音楽友に、今日も安眠

某大学教員の日記

NNNドキュメント「ネットカフェ難民−漂流する貧困者たち」を観た

http://www.ntv.co.jp/document/index2.html(番組案内)
http://www.be.asahi.com/20061223/W13/20061214TBEH0018A.html(「ネットカフェ難民」についての関連記事)


こういう番組こそ、深夜帯でなくゴールデンタイムに放送されるべきだと思う。再放送もいちおう2月3日(土)の深夜24時30分から放送されるが、こちらはCS限定で、地上波では放送されないらしい。
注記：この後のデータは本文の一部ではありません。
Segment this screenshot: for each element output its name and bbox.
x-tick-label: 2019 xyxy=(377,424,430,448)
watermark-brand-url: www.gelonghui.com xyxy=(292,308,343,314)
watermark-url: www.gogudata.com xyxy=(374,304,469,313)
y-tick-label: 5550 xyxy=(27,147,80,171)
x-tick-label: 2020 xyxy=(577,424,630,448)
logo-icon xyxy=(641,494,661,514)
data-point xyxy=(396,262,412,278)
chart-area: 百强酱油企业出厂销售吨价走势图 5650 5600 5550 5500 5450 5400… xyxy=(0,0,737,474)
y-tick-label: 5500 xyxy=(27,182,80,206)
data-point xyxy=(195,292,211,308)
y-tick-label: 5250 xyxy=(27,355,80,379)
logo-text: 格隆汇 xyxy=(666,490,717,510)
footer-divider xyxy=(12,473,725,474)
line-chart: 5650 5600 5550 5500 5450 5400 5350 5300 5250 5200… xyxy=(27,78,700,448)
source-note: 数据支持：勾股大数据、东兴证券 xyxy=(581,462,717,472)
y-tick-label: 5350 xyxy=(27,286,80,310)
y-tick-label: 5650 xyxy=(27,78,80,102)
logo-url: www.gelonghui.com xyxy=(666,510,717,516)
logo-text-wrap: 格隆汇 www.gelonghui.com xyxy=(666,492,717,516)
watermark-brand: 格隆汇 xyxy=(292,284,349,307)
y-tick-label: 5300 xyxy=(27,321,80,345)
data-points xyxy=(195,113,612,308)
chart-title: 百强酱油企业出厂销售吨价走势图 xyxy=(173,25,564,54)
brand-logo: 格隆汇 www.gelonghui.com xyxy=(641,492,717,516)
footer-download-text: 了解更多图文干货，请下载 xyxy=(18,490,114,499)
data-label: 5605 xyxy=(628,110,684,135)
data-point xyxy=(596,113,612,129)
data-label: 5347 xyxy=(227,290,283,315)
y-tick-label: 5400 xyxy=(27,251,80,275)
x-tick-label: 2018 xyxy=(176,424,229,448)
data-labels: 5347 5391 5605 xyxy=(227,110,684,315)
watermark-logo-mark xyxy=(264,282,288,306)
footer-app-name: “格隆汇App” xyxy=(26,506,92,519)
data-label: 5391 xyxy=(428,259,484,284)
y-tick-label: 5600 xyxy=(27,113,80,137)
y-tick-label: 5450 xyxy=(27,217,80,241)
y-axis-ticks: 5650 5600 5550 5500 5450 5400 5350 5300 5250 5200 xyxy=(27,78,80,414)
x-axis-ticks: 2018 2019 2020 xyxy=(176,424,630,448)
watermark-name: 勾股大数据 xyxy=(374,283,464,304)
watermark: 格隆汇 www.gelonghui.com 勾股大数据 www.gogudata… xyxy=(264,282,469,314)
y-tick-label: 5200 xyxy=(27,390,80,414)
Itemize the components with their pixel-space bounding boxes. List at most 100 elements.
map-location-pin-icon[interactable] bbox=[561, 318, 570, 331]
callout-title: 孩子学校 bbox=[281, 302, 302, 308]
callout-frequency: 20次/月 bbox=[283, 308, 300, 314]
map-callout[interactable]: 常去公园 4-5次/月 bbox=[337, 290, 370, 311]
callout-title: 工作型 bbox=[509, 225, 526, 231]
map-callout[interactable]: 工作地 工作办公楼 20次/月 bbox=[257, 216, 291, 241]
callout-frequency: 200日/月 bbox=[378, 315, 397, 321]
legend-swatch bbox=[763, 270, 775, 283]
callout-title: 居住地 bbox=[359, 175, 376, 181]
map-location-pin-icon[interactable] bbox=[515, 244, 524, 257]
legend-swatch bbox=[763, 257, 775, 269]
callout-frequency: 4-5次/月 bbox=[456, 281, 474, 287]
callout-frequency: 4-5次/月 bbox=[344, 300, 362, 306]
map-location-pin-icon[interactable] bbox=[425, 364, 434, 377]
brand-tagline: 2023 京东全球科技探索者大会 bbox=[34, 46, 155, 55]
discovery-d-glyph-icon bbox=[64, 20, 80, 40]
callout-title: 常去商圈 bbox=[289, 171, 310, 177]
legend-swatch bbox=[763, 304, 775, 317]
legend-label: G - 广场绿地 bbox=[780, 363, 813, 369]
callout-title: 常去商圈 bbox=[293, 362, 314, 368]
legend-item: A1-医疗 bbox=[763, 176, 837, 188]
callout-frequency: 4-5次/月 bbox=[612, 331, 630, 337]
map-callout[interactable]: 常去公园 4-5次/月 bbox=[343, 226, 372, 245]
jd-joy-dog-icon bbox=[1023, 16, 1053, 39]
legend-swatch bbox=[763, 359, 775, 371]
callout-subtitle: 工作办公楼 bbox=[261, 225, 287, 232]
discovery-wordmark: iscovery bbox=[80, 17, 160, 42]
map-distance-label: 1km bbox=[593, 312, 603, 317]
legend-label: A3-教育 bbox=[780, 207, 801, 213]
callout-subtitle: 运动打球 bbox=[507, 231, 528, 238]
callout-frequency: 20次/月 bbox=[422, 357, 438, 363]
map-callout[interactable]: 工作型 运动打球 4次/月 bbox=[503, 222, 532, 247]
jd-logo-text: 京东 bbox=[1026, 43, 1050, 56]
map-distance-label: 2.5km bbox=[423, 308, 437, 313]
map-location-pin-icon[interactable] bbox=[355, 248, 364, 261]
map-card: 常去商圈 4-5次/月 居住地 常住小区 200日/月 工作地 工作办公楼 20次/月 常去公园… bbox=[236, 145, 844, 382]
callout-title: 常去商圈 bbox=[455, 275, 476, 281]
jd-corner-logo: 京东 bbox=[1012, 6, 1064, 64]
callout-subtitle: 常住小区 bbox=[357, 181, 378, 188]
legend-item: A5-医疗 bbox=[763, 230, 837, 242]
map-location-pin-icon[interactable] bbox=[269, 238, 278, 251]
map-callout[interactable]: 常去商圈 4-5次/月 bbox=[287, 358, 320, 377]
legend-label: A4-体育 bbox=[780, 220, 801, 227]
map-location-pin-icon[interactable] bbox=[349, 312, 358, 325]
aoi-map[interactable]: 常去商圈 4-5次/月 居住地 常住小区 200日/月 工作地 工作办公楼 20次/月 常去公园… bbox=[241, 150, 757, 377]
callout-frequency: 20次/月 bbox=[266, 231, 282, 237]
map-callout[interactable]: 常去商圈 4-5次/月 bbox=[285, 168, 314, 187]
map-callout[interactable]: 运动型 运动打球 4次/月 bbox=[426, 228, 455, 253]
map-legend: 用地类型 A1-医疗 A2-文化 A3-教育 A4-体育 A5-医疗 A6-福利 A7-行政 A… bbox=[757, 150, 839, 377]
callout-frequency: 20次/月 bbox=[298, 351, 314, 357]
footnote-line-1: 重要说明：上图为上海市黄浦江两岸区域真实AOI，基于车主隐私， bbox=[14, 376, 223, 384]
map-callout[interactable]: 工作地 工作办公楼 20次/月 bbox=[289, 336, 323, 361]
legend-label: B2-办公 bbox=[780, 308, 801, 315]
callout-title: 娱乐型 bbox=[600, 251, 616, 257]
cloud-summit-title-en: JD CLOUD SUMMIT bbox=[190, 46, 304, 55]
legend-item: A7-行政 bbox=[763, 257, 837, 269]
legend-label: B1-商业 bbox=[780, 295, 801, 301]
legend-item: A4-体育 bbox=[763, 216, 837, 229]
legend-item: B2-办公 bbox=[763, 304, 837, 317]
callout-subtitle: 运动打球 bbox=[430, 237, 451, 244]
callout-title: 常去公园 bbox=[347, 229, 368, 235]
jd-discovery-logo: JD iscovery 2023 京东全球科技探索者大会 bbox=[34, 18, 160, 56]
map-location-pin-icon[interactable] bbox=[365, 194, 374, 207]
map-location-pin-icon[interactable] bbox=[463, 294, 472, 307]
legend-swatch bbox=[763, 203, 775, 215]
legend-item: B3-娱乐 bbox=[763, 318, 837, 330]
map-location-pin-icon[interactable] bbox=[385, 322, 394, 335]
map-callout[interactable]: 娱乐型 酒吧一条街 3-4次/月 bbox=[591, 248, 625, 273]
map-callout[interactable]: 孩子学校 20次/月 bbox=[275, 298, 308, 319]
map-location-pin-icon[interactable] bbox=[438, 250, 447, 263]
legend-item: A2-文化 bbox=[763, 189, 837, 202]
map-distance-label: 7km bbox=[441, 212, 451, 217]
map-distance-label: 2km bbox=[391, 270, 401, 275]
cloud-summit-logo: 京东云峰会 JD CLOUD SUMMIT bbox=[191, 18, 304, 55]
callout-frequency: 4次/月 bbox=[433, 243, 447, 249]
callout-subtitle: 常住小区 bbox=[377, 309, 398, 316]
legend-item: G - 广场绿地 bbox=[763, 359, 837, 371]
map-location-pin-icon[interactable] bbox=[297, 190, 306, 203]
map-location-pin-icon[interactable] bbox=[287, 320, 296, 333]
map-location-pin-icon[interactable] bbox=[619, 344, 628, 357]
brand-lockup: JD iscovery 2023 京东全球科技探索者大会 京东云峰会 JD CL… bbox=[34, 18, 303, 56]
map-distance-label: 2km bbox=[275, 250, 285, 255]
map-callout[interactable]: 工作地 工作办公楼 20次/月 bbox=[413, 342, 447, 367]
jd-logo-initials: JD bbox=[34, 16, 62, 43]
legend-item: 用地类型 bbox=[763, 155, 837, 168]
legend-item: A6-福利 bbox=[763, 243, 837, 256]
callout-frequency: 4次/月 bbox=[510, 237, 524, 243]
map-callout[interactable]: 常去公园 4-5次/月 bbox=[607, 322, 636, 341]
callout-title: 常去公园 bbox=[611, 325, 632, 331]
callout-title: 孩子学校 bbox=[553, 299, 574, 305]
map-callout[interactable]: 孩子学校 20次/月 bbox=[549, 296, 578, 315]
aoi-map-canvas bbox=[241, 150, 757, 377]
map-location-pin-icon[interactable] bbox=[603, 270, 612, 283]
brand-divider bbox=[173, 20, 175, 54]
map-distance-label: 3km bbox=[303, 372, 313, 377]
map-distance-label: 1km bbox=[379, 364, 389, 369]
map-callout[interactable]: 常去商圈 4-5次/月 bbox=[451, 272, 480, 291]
番組を見ててすぐに気がつくことは、住まいがなくネットカフェで寝泊りする10代、20代の男女が、決して失業者という部類には入らないことだ。彼らは携帯電話で日払いの仕事を請負う、日雇い労働者である。しかし300円のコンビニ弁当を2食に分けて食べるその生活が貧困では無いのとしたら、一体何なのだろうか。ここに、経済成長と景気回復を優先させれば貧困問題も解消されるとする言説の欺瞞が、はっきりと描かれている。


ネットカフェ難民」という現象には、実はそこまで目新しさはない。彼らの生活は、日雇い仕事にありつければその夜はカプセルホテルに泊まって、次の日からはまた路上で寝泊りするホームレスの人々のそれと、実質的に変わりはない。「ネットカフェ難民」の彼らは、若い分だけ日雇い仕事を得るチャンスがより多いから、さらに今が比較的好景気だから、路上生活を免れているにすぎない。確かに路上生活かネットカフェかと聞かれれば、選択の余地なくネットカフェの方がましだろう。しかしそのような選択肢に、いったいどんな意味があるというのだろうか。


番組制作者の水島宏明さんが以前に書いた主著『母さんが死んだ』は、学部時代に読んで社会科学の勉強を続けようと思うきっかけになった1冊だ。今回の番組も、自分がいったい何のために勉強しているのかを、再び問いかけてくれるものだった。